LE MONDE | 28.07.03 | 13h31
Le chanteur new-yorkais, qui se fait désormais appeler Sananda Maitreya, a clôturé le festival Swing'in Deauville.
Deauville (Calvados) de notre envoyée spéciale

Le 19 juillet, en ouverture du festival Swing'in Deauville, le Théâtre du Casino - rose bonbon, fauteuils rouges, à l'italienne - accueillait Ike Turner & The Kings of Rythm. Joueur, léger, Terence Trent d'Arby en assurait la clôture le 26 juillet. Le premier joue à fond, malgré les années qui passent, sur les archétypes sexy de la musique soul. Le second prône davantage la libération intérieure que l'idéologie de la jouissance.

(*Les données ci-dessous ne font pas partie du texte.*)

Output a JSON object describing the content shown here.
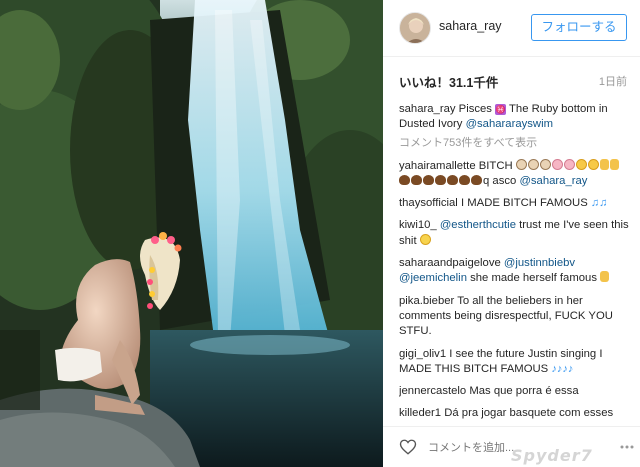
{
  "post": {
    "username": "sahara_ray",
    "follow_label": "フォローする",
    "likes": "いいね！31.1千件",
    "time": "1日前",
    "view_all_comments": "コメント753件をすべて表示",
    "add_comment_placeholder": "コメントを追加...",
    "watermark": "Spyder7",
    "caption": {
      "user": "sahara_ray",
      "text": " Pisces ",
      "text2": " The Ruby bottom in Dusted Ivory ",
      "mention": "@sahararayswim"
    },
    "comments": [
      {
        "user": "yahairamallette",
        "text": " BITCH ",
        "tail": "q asco ",
        "mention": "@sahara_ray"
      },
      {
        "user": "thaysofficial",
        "text": " I MADE BITCH FAMOUS "
      },
      {
        "user": "kiwi10_",
        "mention": " @estherthcutie",
        "text": " trust me I've seen this shit "
      },
      {
        "user": "saharaandpaigelove",
        "mention": " @justinnbiebv",
        "mention2": "@jeemichelin",
        "text": " she made herself famous "
      },
      {
        "user": "pika.bieber",
        "text": " To all the beliebers in her comments being disrespectful, FUCK YOU STFU."
      },
      {
        "user": "gigi_oliv1",
        "text": " I see the future Justin singing I MADE THIS BITCH FAMOUS "
      },
      {
        "user": "jennercastelo",
        "text": " Mas que porra é essa"
      },
      {
        "user": "killeder1",
        "text": " Dá pra jogar basquete com esses"
      }
    ]
  },
  "icons": {
    "heart": "heart-icon",
    "more": "more-options-icon"
  },
  "colors": {
    "link": "#3897f0",
    "mention": "#125688",
    "meta": "#999999"
  }
}
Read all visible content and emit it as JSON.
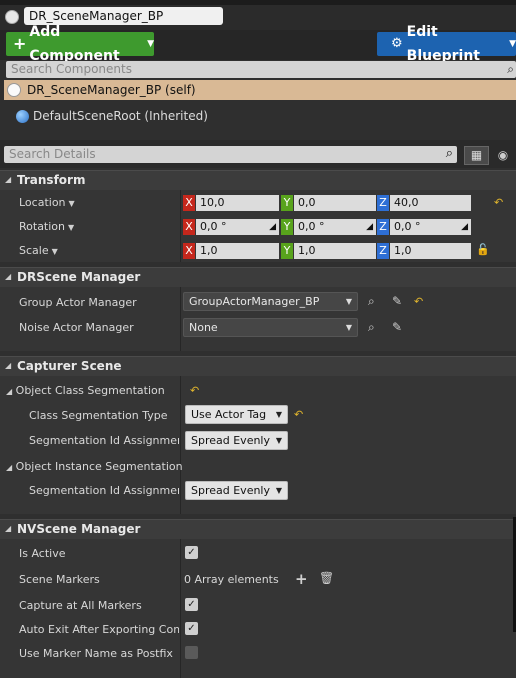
{
  "blueprint_name": "DR_SceneManager_BP",
  "toolbar": {
    "add_component": "Add Component",
    "edit_blueprint": "Edit Blueprint"
  },
  "components": {
    "search_placeholder": "Search Components",
    "self_item": "DR_SceneManager_BP (self)",
    "root_item": "DefaultSceneRoot (Inherited)"
  },
  "details": {
    "search_placeholder": "Search Details"
  },
  "transform": {
    "title": "Transform",
    "location": {
      "label": "Location",
      "x": "10,0",
      "y": "0,0",
      "z": "40,0"
    },
    "rotation": {
      "label": "Rotation",
      "x": "0,0 °",
      "y": "0,0 °",
      "z": "0,0 °"
    },
    "scale": {
      "label": "Scale",
      "x": "1,0",
      "y": "1,0",
      "z": "1,0"
    }
  },
  "drscene": {
    "title": "DRScene Manager",
    "group_label": "Group Actor Manager",
    "group_value": "GroupActorManager_BP",
    "noise_label": "Noise Actor Manager",
    "noise_value": "None"
  },
  "capturer": {
    "title": "Capturer Scene",
    "class_seg": "Object Class Segmentation",
    "class_seg_type_label": "Class Segmentation Type",
    "class_seg_type_value": "Use Actor Tag",
    "seg_id_label": "Segmentation Id Assignment Type",
    "seg_id_value": "Spread Evenly",
    "inst_seg": "Object Instance Segmentation",
    "inst_seg_id_label": "Segmentation Id Assignment Type",
    "inst_seg_id_value": "Spread Evenly"
  },
  "nvscene": {
    "title": "NVScene Manager",
    "is_active_label": "Is Active",
    "is_active": true,
    "markers_label": "Scene Markers",
    "markers_value": "0 Array elements",
    "capture_all_label": "Capture at All Markers",
    "capture_all": true,
    "auto_exit_label": "Auto Exit After Exporting Complete",
    "auto_exit": true,
    "marker_postfix_label": "Use Marker Name as Postfix",
    "marker_postfix": false
  },
  "axis_labels": {
    "x": "X",
    "y": "Y",
    "z": "Z"
  },
  "colors": {
    "add_button": "#3e9a2e",
    "edit_button": "#1d63b0",
    "self_highlight": "#d9b995",
    "axis_x": "#c5271c",
    "axis_y": "#58a31c",
    "axis_z": "#2e6fd5",
    "reset_arrow": "#e2b62d"
  }
}
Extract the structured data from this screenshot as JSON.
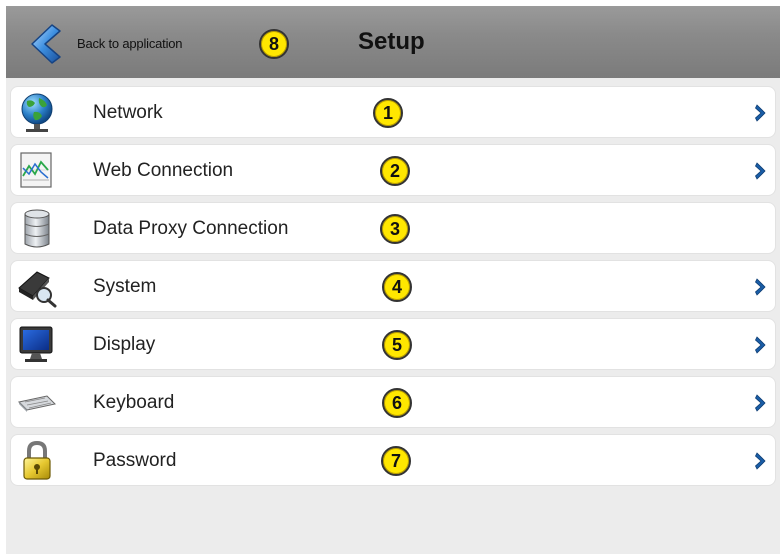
{
  "header": {
    "back_label": "Back to application",
    "title": "Setup",
    "badge": "8"
  },
  "menu": {
    "items": [
      {
        "label": "Network",
        "icon": "globe-network-icon",
        "badge": "1",
        "has_chevron": true
      },
      {
        "label": "Web Connection",
        "icon": "chart-web-icon",
        "badge": "2",
        "has_chevron": true
      },
      {
        "label": "Data Proxy Connection",
        "icon": "database-icon",
        "badge": "3",
        "has_chevron": false
      },
      {
        "label": "System",
        "icon": "system-device-icon",
        "badge": "4",
        "has_chevron": true
      },
      {
        "label": "Display",
        "icon": "monitor-icon",
        "badge": "5",
        "has_chevron": true
      },
      {
        "label": "Keyboard",
        "icon": "keyboard-icon",
        "badge": "6",
        "has_chevron": true
      },
      {
        "label": "Password",
        "icon": "padlock-icon",
        "badge": "7",
        "has_chevron": true
      }
    ]
  },
  "colors": {
    "header_bg": "#8a8a8a",
    "badge_bg": "#ffe700",
    "chevron_blue": "#1a5ea8",
    "row_bg": "#ffffff",
    "page_bg": "#ececec"
  }
}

Soyeux, mais loin du modèle sensuel de Marvin Gaye, aux antipodes des excès fondateurs de James Brown, Terence Trent d'Arby compose des chansons où il est question de rencontres, d'amour, de solitude, d'envies, déroulées au fil d'un quotidien urbain. Après Prince devenu The Artist, Terence Trent d'Arby, autre tenant de la musique funk, a changé de nom, désireux de rompre avec la fin du siècle précédent, marqué en ce qui le concerne par un épuisement engendré par la loi d'airain de l'industrie musicale.

Le New-Yorkais, longtemps résident à Londres et aujourd'hui établi à Milan, a opté pour le pseudonyme de Sananda Maitreya, à son sens plus pacifique. Sananda ou TTD, le chanteur poursuit son exploration d'un style luxuriant qui avait explosé en 1987 avec Introducing the Hard Line, album vendu par millions et qui valut à son jeune auteur surdoué d'agrémenter la couverture de dizaine de magazines et d'inscrire au moins deux chansons, Wishing Well et If You Let me Stay, au tableau des classiques populaires contemporains.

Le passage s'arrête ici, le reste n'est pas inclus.